Put variation within the norm, and variation invisible to the user, in the former file, and ad hoc / dirty hack variation in the latter.

Compound marking

Must have a defined (and consistent) method for marking compounds:

    vuovdedoaibma   vuovdi subst.  + #doaibma subst. ent. nom.
    vuovdedoaibma   vuovdi adj.  + #doaibma subst. ent. nom.
    vuovdedoaibma   vuovdedoaibma subst. ent. nom.

Compound marker:

 "  + #" 

This setting can be configured in the YAML settings file.

Derivation marking

Must also be able to specify how all derivational suffixes are marked, because this affects how lexicalized words are displayed when a derivation has a lexicalized form.

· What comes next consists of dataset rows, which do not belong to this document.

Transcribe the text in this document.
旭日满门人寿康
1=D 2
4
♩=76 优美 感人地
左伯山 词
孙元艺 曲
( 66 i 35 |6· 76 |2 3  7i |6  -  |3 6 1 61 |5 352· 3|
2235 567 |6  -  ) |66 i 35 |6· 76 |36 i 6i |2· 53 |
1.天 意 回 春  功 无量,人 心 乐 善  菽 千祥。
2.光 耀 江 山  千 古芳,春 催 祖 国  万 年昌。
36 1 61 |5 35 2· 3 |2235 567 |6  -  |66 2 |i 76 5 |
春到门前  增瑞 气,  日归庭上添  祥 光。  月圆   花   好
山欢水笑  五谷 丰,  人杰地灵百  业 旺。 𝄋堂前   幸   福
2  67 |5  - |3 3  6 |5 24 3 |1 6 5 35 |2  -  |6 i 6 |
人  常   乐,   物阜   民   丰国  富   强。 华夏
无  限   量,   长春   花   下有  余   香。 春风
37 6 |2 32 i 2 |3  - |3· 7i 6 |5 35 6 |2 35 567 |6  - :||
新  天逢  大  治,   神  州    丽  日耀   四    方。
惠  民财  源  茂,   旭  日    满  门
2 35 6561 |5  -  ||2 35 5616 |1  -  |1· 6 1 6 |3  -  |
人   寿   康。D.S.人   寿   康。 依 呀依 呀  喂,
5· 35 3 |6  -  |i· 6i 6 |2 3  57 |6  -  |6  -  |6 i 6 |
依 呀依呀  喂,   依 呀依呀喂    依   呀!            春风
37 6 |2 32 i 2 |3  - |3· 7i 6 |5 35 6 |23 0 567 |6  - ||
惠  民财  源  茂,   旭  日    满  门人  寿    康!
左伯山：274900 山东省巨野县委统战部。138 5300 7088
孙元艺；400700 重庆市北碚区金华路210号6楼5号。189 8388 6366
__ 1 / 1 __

    oahpásmahttit   oahpásmuvvat verb avl.suff.-ahtti verb inf.
    oahpásmahttit   oahpásmuvvat verb avl.suff.-ahtti verb imp. 2.p.flt.
    oahpásmahttit   oahpásmuvvat verb avl.suff.-ahtti verb ind. pres. 1.p.flt.
    oahpásmahttit   oahpásmuvvat verb avl.suff.-ahtti verb nom.Ag. subst. fl. nom.

Derivation marker:


This setting can be configured in the YAML settings file.

Generation FST

For generation, currently sme and sma use the typical tag format for GT, but, we have a special generator FST that removes non-standard forms. Also, sma has some special entries that are marked with a hid attribute (göövledh+1, göövledh+2) were generation depends on meaning. These must be included in the generation FST.


It may be that the analysis FST does not match absolutely with the lexicon, and this is okay. But, if this is so, it is important to know where the differences are.

For instance, the above examples show "noun" and "verb" as the part of speech in the analyzer, but the lexicon only knows "N" and "V". Thus, in order to line up these tools, the programmers will need to have a list of all of these things to formulate rules.